I am less sure about the part about wanting each student to be able to access their own folder from home. About a year ago I took a Unix course where we did something like that. I not sure about all the security implications that would be involved. Of course everyone used passwords. Most students used Telnet from their Windows computers at home to access their home partiton on a harddisk on one of several Unix servers. I did not do it that way however. I mentioned to the instuctor that I had Linux on my computer at home and asked if I could use that instead. He said yes. I used Telnet at first and later used rlogin and then later switched to mostly using SSH which is more secure. Linux is more or less a type of Unix by the way and is very similar. With any of the above commands we could look at what was in our directory and pactice using Unix commands.
Perhaps you would also want students to be able to access other kinds of information over the internet from a database of some kind. Well Red Hat and most other versions of Linux also come with the MySQL database program. MySQL is a database server which can be used together with Apache to provide forms and database information over the internet. The clients can be computers of any type that have a browser. PHP commands are usually used as middleware to connect MySQL to the Apache web server. I have been experimenting with that some lately. When designing any type of relational base is best to know at least a little bit of database theory first.

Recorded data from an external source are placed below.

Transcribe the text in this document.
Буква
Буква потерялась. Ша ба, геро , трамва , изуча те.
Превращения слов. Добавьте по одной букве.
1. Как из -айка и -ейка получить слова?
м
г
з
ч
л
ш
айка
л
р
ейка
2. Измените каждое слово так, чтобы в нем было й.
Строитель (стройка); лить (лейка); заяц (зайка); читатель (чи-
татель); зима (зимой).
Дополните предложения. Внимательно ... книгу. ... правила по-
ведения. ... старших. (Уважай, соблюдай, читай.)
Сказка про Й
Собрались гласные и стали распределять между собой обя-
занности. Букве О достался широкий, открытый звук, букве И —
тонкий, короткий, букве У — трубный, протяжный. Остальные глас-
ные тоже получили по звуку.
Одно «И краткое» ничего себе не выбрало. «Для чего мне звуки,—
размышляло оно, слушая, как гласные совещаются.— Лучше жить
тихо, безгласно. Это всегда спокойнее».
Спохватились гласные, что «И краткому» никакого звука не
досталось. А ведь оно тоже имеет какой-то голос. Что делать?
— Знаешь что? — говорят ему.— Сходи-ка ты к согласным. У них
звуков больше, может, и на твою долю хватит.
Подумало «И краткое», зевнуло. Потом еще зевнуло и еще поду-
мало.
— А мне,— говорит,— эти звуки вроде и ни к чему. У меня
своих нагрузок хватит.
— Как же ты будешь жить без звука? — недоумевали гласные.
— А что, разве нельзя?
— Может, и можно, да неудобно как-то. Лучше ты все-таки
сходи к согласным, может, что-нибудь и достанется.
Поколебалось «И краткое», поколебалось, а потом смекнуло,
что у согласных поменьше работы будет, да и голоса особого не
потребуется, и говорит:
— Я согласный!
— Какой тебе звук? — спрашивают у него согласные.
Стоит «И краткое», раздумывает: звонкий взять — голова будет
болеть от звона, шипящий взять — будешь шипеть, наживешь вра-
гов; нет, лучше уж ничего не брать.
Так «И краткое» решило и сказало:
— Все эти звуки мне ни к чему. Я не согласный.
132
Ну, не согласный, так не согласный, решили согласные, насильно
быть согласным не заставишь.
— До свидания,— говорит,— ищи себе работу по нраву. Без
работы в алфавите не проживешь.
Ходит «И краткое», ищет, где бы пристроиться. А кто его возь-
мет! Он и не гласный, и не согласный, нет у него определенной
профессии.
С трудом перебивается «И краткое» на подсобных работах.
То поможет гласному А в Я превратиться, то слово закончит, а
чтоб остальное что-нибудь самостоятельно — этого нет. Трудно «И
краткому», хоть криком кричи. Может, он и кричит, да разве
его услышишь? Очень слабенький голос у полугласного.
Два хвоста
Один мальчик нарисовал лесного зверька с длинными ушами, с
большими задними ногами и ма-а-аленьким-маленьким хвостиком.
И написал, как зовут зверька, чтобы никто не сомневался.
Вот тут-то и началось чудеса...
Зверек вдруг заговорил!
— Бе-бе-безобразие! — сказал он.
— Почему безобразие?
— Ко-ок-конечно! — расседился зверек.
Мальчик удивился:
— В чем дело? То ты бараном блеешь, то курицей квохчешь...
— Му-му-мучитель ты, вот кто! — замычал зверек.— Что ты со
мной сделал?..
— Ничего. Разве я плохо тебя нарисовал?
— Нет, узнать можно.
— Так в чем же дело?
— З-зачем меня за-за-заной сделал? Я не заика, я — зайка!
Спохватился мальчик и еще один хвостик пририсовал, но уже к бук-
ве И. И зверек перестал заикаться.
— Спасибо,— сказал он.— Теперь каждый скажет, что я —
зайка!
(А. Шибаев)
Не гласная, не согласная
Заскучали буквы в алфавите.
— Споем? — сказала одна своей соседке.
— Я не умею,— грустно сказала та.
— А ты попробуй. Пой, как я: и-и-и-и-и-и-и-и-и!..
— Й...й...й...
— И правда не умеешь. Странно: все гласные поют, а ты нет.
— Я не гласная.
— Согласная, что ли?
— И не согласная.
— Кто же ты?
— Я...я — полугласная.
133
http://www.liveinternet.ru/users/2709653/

As I mentioned earlier, I do not yet consider my self an expert on any of this and am still trying to learn more on the subjet. What type of media an topology do you have. Is it ethernet? Do you use CAT 5 cable or coax or fiber? Do you use a star, extened-star topolgy or what? Do you use hubs or switches? Are there any routers such as Cisco routers? Do you use a DNS server or use static IP addresses. Linux can also be used as a DNS sever although I have never tried doing that. If you do not want to post all that on the internet for security reasons that is ok!
Red Hat Linux also comes with an IPTables firewall. Most Linux distros come with that or something similar. I do not know much about it. I hope you do not need to get all that done before next fall. I am not sure how much you know about Linux or networks. It sounds like you will be busy.
Here is another thought I had. I once took a second class that was also offered offered over the Internet. It was from a University about 2,000 miles away. In that class we looked at study material and some of our assignments by logging in and accessing Lotus Notes. Of course we also had a text book. Lotus Notes is Windows software so perhaps a Windows server was used (I am not sure). Perhaps Tiki Wiki or something like that could be used instead. Tiki Wiki is free software for Linux, maybe it could be used in a similar way. I do not know much about and have never used it. I believe it is a collaboration environment where the users can edit the pages they read. Tiki Wiki also can be used for polls or quizes. It can also be used to create forums. Tiki Wiki is compatible with both Windows, Linux and Unix.
Linux and Unix come with various built in tools for remote access. People can get access using Telnet, rlogin, SSH and other tools. I am not sure precisely what you are trying to do but whatever it is, it can most likely be done with Linux! I am not implying that you would want to do all of that this summer, those are just a few of my thoughts.